Die Behördenmitarbeiter hätten viel zu viele Fälle zu bearbeiten und seien obendrein meist nur durch einen „Crashkurs“ mit den umfangreichen Gesetzen, Vorschriften und Formularen vertraut gemacht worden. Die Fluktuation sei ferner sehr hoch. Alle zwei Jahre sei rund die Hälfte der Mitarbeiter wieder ausgewechselt, erklärt Claus. Die Leistungsempfänger bekämen oft nicht einmal mehr den Namen ihres Sachbearbeiters mitgeteilt, ganz zu schweigen davon, dass sich der Antragsteller und der Sachbearbeitern einmal von persönlich sehen.

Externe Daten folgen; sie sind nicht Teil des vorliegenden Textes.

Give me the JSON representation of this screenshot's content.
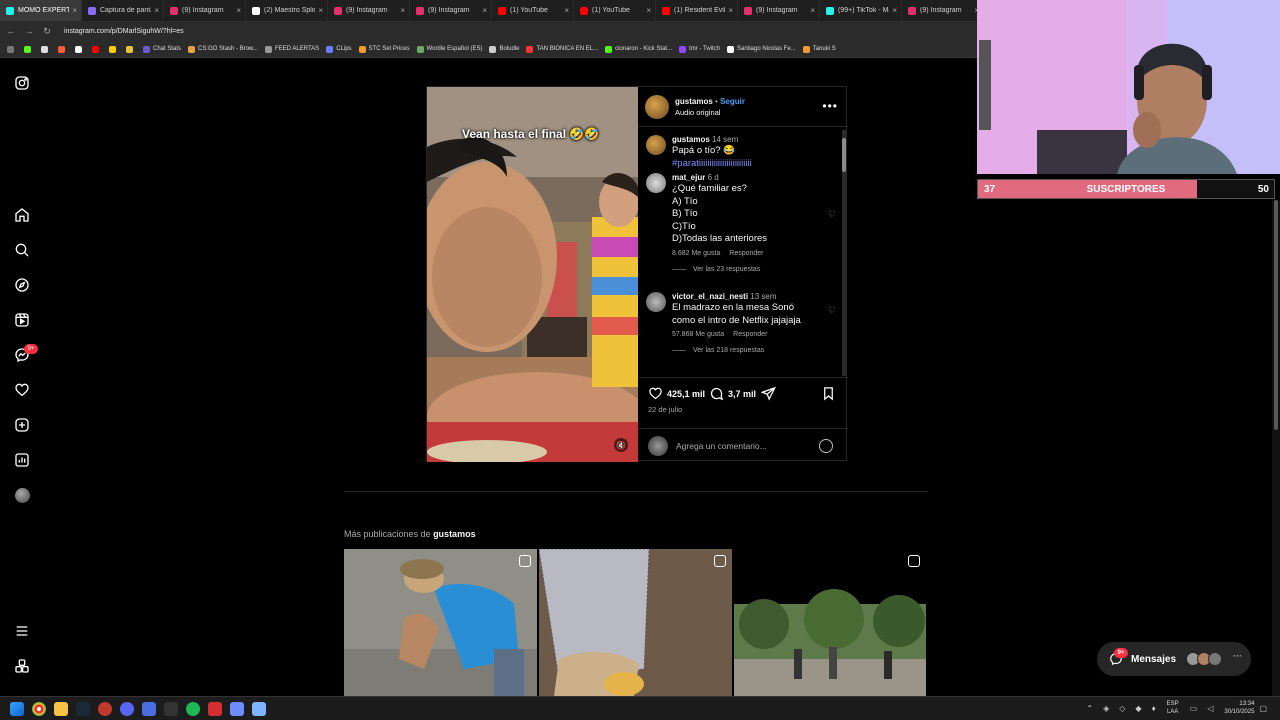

Ein leitender Sachbearbeiter habe zwischen 300 und 400 Fälle zu bearbeiten.

„Das ist ein bürokratisches Monster.“

Besondere Probleme bereiten vielen Menschen beispielsweise die Bildungs- und Teilhabepakete für Kinder. „Das ist ein bürokratisches Monster“, sagt Claus. Es wäre aus seiner Sicht besser, einfach die Hartz-IV-Sätze zu erhöhen. Ein weiterer Knackpunkt ist für viele Menschen der Mietkostenzuschuss, der besonders in Ballungsgebieten den Realmieten hinterherhinke. Die Folge sei, dass sich viele Menschen von ihren Hartz-IV-Sätzen Geld vom Munde absparten, um irgendwie noch die Miete bezahlen zu können.

Das Jobcenter bestätigt auf Nachfrage die beschriebenen Umstände im Kern. Anträge auf Sachleistungen würden von mehreren Personen bearbeitet, teilt der Geschäftsführer des Jobcenters Landkreis Esslingen, Werner Schreiner, schriftlich mit. Die Sachbearbeiter und die Leistungsempfänger würden sich meist tatsächlich nicht persönlich kennen. Allerdings gebe es neben den Sachbearbeitern noch die Arbeitsvermittler, die den persönlichen Kontakt zu den Arbeitssuchenden hätten. Die individuelle Beratung lebe geradezu davon, dass sich der Berater und der Jobsuchende kennten, betont Schreiner. Darüber hinaus gebe es an allen vier Standorten im Landkreis, also in Esslingen selbst, in Kirchheim, Leinfelden-Echterdingen und Nürtingen, einen Empfangsbereich. „Bereits dort können alle Anliegen unserer Kunden vollständig aufgenommen und in sehr vielen Fällen geklärt werden“, meint der Jobcenter-Geschäftsführer. Und wer etwas am Telefon regeln möchte, könne sich an einen der „speziell geschulten“ Mitarbeiter des Service-Centers werden.

Dass die Mitarbeiter sich in ihren Sachgebieten nicht gut auskennen und lediglich in einem „Crashkurs“ geschult würden, das möchte das Jobcenter so nicht stehen lassen. Die Mitarbeiter würden „intensiv geschult und eingearbeitet“, heißt es in einem schriftlichen Statement. Allerdings muss der Geschäftsführer Schreiner zugeben, dass es in der Vergangenheit häufige Wechsel beim Personal gab. Doch das habe sich inzwischen geändert.